If two different solutions of alcohol with a respective proportion of water to alcohol of 3:1 and 2:3 were combined, what is the concentration of alcohol in the new solution if the original solutions were mixed in equal amounts?
A. 30.0% B. 36.6% C. 42.5% D. 44.4% E. 60.0%
The strength of the first solution \(= \frac{1}{3 + 1} = 25\%\). The strength of the second solution \(= \frac{3}{2 + 3} = 60\%\). Because the solutions were mixed in equal amounts, the strength of the new solution is \(\frac{60\% + 25\%}{2} = 42.5\%\).
Answer: C
\frac{60\% + 25\%}{2} = 42.5\ how did you got equation ? Why you have divided by 2 ? @bunuel
If two different solutions of alcohol with a respective proportion of water to alcohol of 3:1 and 2:3 were combined, what is the concentration of alcohol in the new solution if the original solutions were mixed in equal amounts?
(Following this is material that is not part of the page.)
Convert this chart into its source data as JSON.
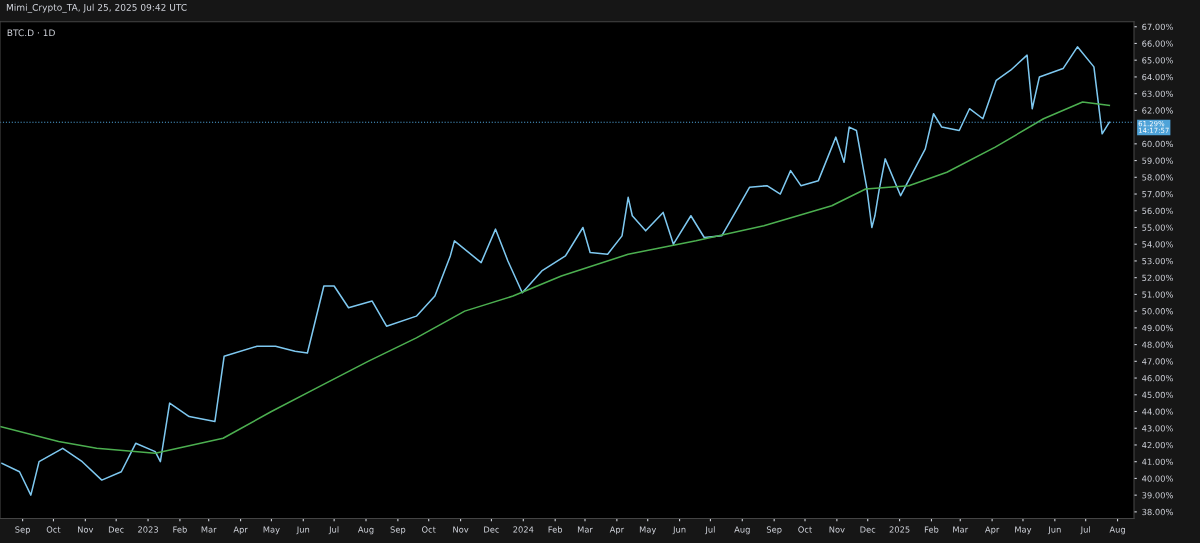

A. 30.0% B. 36.6% C. 42.5% D. 44.4% E. 60.0%
The strength of the first solution \(= \frac{1}{3 + 1} = 25\%\). The strength of the second solution \(= \frac{3}{2 + 3} = 60\%\). Because the solutions were mixed in equal amounts, the strength of the new solution is \(\frac{60\% + 25\%}{2} = 42.5\%\).
Answer: C
\frac{60\% + 25\%}{2} = 42.5\ how did you got equation ? Why you have divided by 2 ? @bunuel
Because we are told that the original solutions were mixed in EQUAL amounts. So, the percentage of alcohol in the resulting mixture would be the average of the percentages in two mixtures.
Bunuel's solution is pretty awesome, I didn't think one could solve it that simply. I took a different approach and worked with actual numbers:
1) We know that the ratio of water:alcohol in the first solution is \(\frac{3}{1}\) (which give 4 parts) and we know that the ratio of water:alcohol in the second solution is \(\frac{2}{3}\) (which give 5 parts).
2) 20 is the LCM of 4 and 5, so let's assume that both solutions have a volume of 20 units. From the first solution, we have that water is \(\frac{3}{4}\) of the solution (which we said had a volume of 20), which gives 15 units of water and thus 5 units of alcohol. From the second solution, we have that water is \(\frac{2}{5}\) of the solution, which gives 8 units of water and 12 units of alcohol.
3) Since we are mixing both solutions with an equal amount, 20 units, our new solution has a total volume of 40 units. From 2), combining the water and alcohol in both solutions, we get that our new solution has 17 units of alcohol (5 units from the first solution and 12 units from the second solution) and 23 units of water (15 units from the first solution and 8 units from the second solution). Thus, the amount of alcohol in the mixed solution is \(\frac{17}{40}\) = 42.5%.
PS: Time-wise I managed to do this slightly north of 2 minutes, but Bunuel's approach is of course much faster if one can identify the validity of that approach right off the bat.
/S
Took the same approach. What if the question asked for the solutions to be mixed in different proportions instead of the same? How would you use this method with unequal proportions?
The answer is option C. The first soln has water and alcohol is the ration 75:25 and the second solution in the ratio 40:60. If equal amount of the two are taken, the ratio of water and alcohol is 115:85. The percentage of alcohol is (85/200)*100 or 42.5%
_________________
I just summed up the sums of the solutions which yielded 9 ( (1+3) + (3+2) = 9) Afterwards I did the same with the alcohol solutions which yielded 4 (3 + 1) THe percentage of alcohol would be 4/9 = 0.4444 , Can you tell me what is wrong?